AIM: To study and compare the antimicrobial effect of ethanolic hand sanitizers and other hand disinfection methods in hospitals. OBJECTIVE: To study and compare the antimicrobial effect of ethanolic hand sanitizers and other hand disinfection methods in hospitals. MATERIALS AND METHODS: There were a total of 50 participants (n=50), 10 participants for each method of disinfection. This study tested 5 different disindectants- a non medicated soap, a medicated soap, a non medicated hand wash, a medicated surgical standard handwash (with 4% chlorhexidinegluconate), and ethanol based handrub. Every participant was sampled before the hand disinfection. Another sample was obtained after disinfection. RESULT: The number of bacterial colonies is minimum with medicated hand wash containing 4% chlorhexidine glutamate (10.04%).

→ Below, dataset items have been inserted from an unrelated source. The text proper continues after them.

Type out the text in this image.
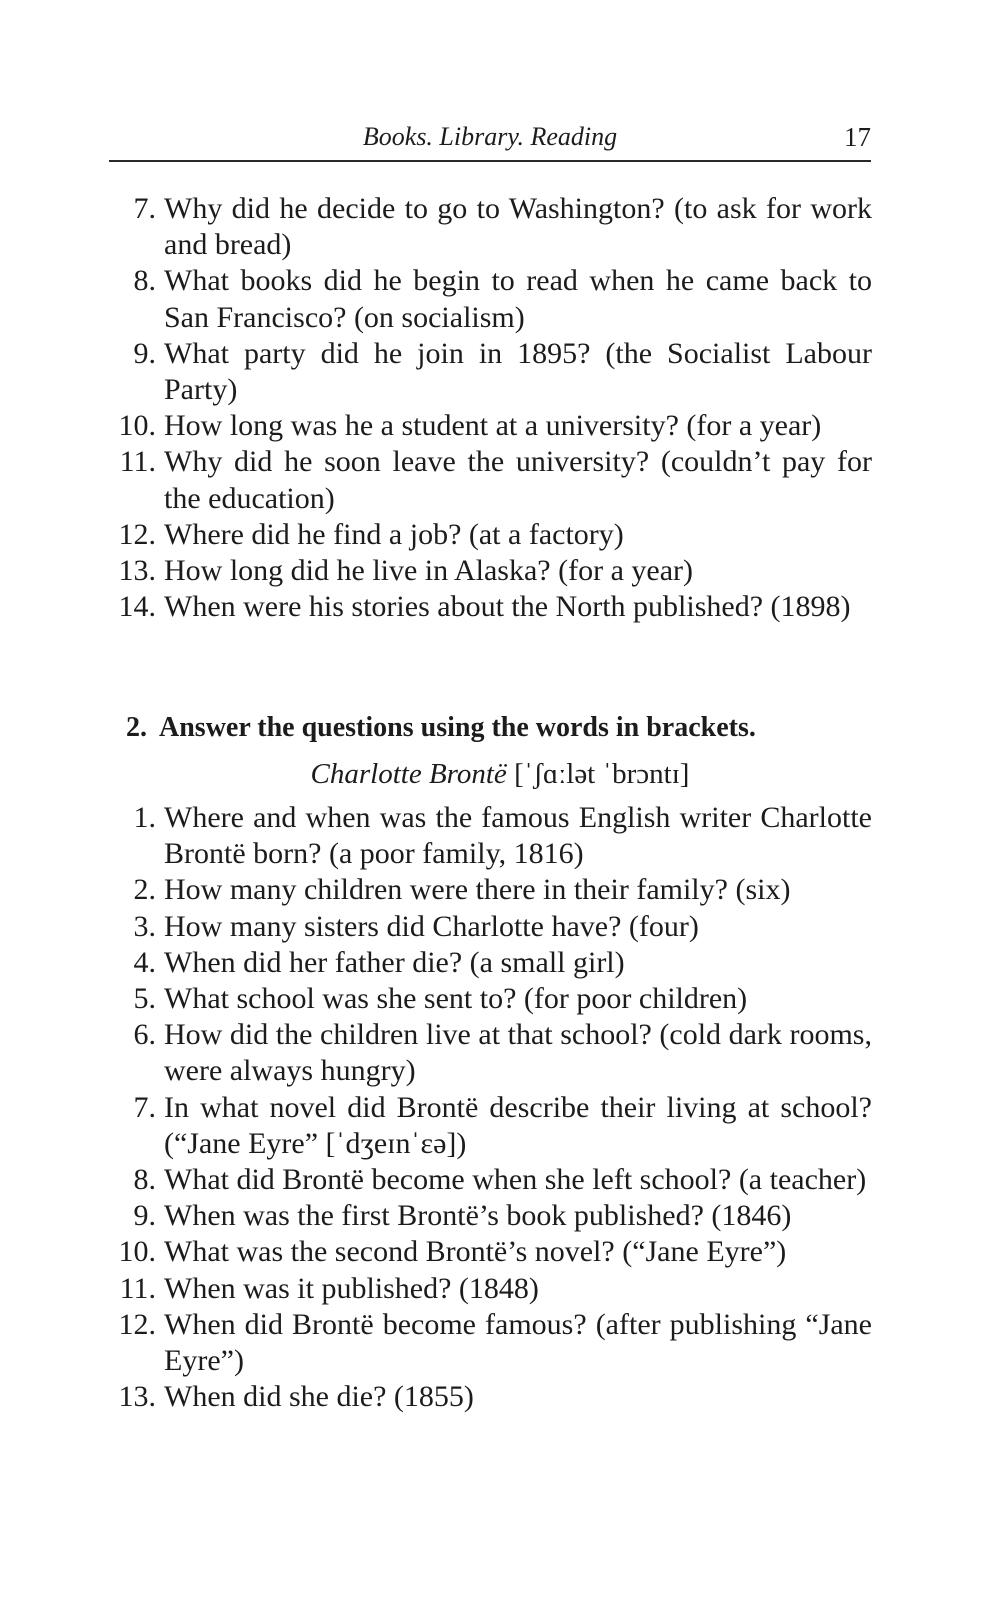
Books. Library. Reading	17
7. Why did he decide to go to Washington? (to ask for work and bread)
8. What books did he begin to read when he came back to San Francisco? (on socialism)
9. What party did he join in 1895? (the Socialist Labour Party)
10. How long was he a student at a university? (for a year)
11. Why did he soon leave the university? (couldn’t pay for the education)
12. Where did he find a job? (at a factory)
13. How long did he live in Alaska? (for a year)
14. When were his stories about the North published? (1898)
2. Answer the questions using the words in brackets.
Charlotte Brontë [ˈʃɑːlət ˈbrɔntɪ]
1. Where and when was the famous English writer Charlotte Brontë born? (a poor family, 1816)
2. How many children were there in their family? (six)
3. How many sisters did Charlotte have? (four)
4. When did her father die? (a small girl)
5. What school was she sent to? (for poor children)
6. How did the children live at that school? (cold dark rooms, were always hungry)
7. In what novel did Brontë describe their living at school? (“Jane Eyre” [ˈdʒeɪnˈɛə])
8. What did Brontë become when she left school? (a teacher)
9. When was the first Brontë’s book published? (1846)
10. What was the second Brontë’s novel? (“Jane Eyre”)
11. When was it published? (1848)
12. When did Brontë become famous? (after publishing “Jane Eyre”)
13. When did she die? (1855)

This is followed by the use of ethanol based hand sanitiser (17.04%) for 2 mins. Next is the use of medicated soap (16.02%), followed by non-medicated hand wash (46.50%) and finally the maximum number of bacterial colonies present after hand disinfection is with the use of non-medicated soaps (52.06%). CONCLUSION: The ideal method of hand disinfection is using a medicated handwash (4% chlorhexidine glutamate). However, an excellent alternative to hand washing when antimicrobial efficacy, time for the procedure, and limited access to sinks are of concern is the use of ethanol based hand sanitizer.

Keywords


Handwashing, Hand Sanitizer, Disinfection, Ethanol Handrubs, Infection.